The morphological alterations noted here may relate to the postulated role of GAP-43 in axonal growth and regeneration, in which context this polypeptide was first identified(70, 71) . A multitude of subsequent investigations has sought convincing evidence for a role of GAP-43 in process extension (reviewed in Refs. 10, 52, and 72); the results of these studies have been somewhat equivocal. For example, although the expression of GAP-43 is highly correlated with axonal growth in a variety of experimental systems(7, 52, 73, 74, 75, 76, 77, 78, 79, 80) , the protein is absent from the dendrites of hippocampal pyramidal neurons that still extend prominently in culture(81) . Furthermore, a line of PC12 pheochromocytoma cells that lacks GAP-43 can elongate long branching processes in response to nerve growth factor(82) . Phosphatidylcholine-mediated introduction of GAP-43 antibodies into NB2a/d1 neuroblastoma cells in culture does, however, prevent the initial phase of neurite outgrowth in response to cyclic AMP(83) .

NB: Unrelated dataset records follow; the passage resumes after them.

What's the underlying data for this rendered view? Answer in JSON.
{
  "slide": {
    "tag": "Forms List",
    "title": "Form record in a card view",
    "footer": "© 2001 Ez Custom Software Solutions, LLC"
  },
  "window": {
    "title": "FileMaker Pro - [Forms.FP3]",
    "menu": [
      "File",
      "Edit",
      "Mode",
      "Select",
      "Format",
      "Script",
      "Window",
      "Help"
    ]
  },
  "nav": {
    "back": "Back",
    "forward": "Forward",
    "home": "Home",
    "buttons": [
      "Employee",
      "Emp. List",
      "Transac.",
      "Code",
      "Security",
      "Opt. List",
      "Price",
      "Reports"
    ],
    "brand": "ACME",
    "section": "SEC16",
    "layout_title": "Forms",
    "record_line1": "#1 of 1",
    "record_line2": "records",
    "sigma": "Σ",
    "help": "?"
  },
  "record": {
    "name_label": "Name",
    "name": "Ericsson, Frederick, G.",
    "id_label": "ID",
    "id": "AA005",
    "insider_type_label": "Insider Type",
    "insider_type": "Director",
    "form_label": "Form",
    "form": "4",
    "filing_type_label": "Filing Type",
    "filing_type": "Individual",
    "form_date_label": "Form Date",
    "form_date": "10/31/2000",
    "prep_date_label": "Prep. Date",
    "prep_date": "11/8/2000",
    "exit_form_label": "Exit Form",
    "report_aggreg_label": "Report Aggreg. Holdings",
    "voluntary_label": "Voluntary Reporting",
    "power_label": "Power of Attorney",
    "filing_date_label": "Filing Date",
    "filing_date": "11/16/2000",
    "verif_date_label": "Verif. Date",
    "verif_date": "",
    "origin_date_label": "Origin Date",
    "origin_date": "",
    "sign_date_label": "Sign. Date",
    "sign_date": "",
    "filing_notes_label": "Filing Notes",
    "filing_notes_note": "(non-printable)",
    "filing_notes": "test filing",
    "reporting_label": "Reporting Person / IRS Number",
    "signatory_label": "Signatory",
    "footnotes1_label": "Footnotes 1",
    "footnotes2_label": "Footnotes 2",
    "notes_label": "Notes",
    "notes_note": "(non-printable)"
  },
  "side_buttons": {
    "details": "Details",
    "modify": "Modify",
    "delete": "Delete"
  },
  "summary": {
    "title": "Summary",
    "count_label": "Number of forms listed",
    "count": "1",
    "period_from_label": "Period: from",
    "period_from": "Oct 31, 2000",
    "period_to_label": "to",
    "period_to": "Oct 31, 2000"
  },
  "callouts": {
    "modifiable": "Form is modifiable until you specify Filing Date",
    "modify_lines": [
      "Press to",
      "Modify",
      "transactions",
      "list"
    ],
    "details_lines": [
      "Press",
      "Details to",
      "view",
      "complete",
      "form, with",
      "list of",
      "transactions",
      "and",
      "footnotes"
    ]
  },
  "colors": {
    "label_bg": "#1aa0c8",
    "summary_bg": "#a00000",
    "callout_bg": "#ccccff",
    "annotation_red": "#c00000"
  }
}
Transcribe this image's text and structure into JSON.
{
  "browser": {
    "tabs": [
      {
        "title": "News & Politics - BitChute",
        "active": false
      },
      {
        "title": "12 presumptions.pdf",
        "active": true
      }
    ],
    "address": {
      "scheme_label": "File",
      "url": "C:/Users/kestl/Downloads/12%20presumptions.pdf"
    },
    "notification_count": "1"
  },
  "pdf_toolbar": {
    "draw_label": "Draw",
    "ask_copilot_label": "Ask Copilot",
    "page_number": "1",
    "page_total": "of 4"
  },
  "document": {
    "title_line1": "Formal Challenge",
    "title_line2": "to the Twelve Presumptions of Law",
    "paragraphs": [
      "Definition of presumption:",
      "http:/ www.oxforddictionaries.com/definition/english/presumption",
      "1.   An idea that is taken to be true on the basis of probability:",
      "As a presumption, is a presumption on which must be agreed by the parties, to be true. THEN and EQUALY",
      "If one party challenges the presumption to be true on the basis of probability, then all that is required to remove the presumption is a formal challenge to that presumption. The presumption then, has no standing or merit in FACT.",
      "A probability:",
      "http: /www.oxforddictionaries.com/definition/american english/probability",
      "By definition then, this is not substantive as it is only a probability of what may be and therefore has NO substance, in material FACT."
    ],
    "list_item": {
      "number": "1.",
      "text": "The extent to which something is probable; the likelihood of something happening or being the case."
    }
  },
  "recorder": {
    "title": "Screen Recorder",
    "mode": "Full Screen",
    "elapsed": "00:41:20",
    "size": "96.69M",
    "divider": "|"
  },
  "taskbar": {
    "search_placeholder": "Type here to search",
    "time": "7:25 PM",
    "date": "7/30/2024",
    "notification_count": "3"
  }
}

This variability in the requirement for GAP-43 may result from the fact that the precise function of this protein is dependent upon the cell type in which it is expressed. Alternatively, the role of GAP-43 in axonal growth may be indirect, as suggested by recent studies on the effects of disruption of the GAP-43 gene in the mouse embryo(84) . The effects of GAP-43 on cellular morphology noted in the current study represent a positive effect of the induced expression of the protein and again indicate the utility of AtT-20 cells for studies of the mechanism of action of this protein, which we are now pursuing.